C’est ce qui s’appelle confirmer ce que chacun sait déjà depuis longtemps. Selon l’inspection générale des finances, 98 % des vendeurs sur les Marketplaces ne respecteraient pas leurs obligations. De nombreux sondages démontrent que de nombreuses entreprises ne respectent pas les règles françaises. D’une part, pour payer moins et d’autre part, parce qu’elles trouvent les lois françaises compliquées. De nombreux vendeurs jugent le marché pas assez important pour justifier une organisation lourde. Le salut vient donc de la fraude.

Tout d’abord, les entreprises étrangères essayent d’éviter un maximum de payer et veulent rester dans une organisation la plus légère et la moins coûteuse possible. Cependant, elles doivent désigner un représentant fiscal. Celui-ci, demandent beaucoup de garanties parce qu’ils sont tenus responsables devant la loi française. Du coup, pour éviter cela, les vendeurs d’e-commerce fraudent en masse. Ils savent, que comme dans le monde entier, les règles fiscales sont de plus en plus compliquées. En France, cela bat des records et cette complexité a un avantage pour les fraudeurs, et elle gêne aussi l’administration fiscale dans son combat et ses recherches.

Une des solutions serait de rendre les plateformes responsables.
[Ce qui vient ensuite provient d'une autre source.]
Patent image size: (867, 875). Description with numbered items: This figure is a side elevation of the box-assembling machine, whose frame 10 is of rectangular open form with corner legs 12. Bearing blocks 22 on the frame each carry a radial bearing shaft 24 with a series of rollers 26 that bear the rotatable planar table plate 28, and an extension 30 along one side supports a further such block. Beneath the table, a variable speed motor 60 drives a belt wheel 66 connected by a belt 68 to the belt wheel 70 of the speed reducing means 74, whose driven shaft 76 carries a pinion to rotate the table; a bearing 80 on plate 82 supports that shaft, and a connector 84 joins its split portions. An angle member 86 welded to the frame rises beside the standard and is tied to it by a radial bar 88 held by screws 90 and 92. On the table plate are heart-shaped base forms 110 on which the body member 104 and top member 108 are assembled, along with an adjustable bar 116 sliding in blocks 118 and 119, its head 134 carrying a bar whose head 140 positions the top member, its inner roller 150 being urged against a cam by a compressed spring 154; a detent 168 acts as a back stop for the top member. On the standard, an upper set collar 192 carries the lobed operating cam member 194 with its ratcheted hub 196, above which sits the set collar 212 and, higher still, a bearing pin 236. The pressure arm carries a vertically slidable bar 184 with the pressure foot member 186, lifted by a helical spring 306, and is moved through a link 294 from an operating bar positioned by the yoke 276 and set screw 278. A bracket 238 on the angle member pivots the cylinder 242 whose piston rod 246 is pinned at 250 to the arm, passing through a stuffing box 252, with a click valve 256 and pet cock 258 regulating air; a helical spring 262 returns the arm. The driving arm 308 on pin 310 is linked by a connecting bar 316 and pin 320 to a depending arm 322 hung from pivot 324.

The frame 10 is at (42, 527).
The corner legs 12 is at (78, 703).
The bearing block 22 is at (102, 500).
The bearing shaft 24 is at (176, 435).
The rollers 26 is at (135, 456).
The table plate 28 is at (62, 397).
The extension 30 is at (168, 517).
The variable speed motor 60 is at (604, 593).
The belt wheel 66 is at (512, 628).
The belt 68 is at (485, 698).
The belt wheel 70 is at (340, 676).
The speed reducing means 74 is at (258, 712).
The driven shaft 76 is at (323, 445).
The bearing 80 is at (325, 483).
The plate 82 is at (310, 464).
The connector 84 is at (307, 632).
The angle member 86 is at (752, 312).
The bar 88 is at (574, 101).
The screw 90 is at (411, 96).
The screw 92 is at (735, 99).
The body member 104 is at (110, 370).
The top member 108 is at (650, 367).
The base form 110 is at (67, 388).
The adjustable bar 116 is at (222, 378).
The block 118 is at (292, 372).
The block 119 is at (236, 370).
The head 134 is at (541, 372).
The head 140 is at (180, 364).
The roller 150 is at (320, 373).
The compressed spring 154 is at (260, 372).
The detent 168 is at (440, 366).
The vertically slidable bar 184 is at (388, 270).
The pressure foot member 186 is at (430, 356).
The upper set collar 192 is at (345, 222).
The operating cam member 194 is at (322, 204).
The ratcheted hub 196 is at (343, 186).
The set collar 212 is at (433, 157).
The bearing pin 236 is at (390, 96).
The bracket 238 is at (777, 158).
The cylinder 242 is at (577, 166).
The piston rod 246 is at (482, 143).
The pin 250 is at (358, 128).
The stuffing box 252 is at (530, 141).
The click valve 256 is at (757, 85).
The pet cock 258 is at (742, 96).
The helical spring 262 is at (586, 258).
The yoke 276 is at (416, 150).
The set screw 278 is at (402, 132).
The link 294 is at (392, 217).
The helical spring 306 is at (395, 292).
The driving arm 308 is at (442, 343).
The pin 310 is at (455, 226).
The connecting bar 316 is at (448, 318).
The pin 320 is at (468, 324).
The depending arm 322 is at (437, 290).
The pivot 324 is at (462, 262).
Cependant, cela constitue une entrave à la liberté des échanges. Nous entrons alors dans le fameux débat polémique entre Trump et Macron concernant la fiscalité des GAFA. Il nous apparaît logique, que même si elles ne sont pas basées en France, les entreprises étrangères qui vendent dans l’hexagone doivent être imposables en France sur la TVA de leurs produits.

Le problème se situe surtout sur les moyens mis en place pour surveiller tout cela. En effet, les produits arrivent en France d’un peu partout et souvent par petite quantité. L’e-commerce, a considérablement compliqué le flux des importations qui s’est largement diversifié. Il est donc de plus en plus compliqué de tout surveiller.

Comme souvent, avant de penser répression, il convient peut-être d’abord de moins donner de raisons de frauder. Cela passe par exemple, par une simplification concernant les démarches de TVA. Cela demande bien sûr, de renégocier certains traités avec les pays étrangers concernés. Ces traités pourraient insister sur le suivi entre les deux pays des vendeurs, qui devrait eux-mêmes fournir des garanties valables des 2 côtés de la frontière.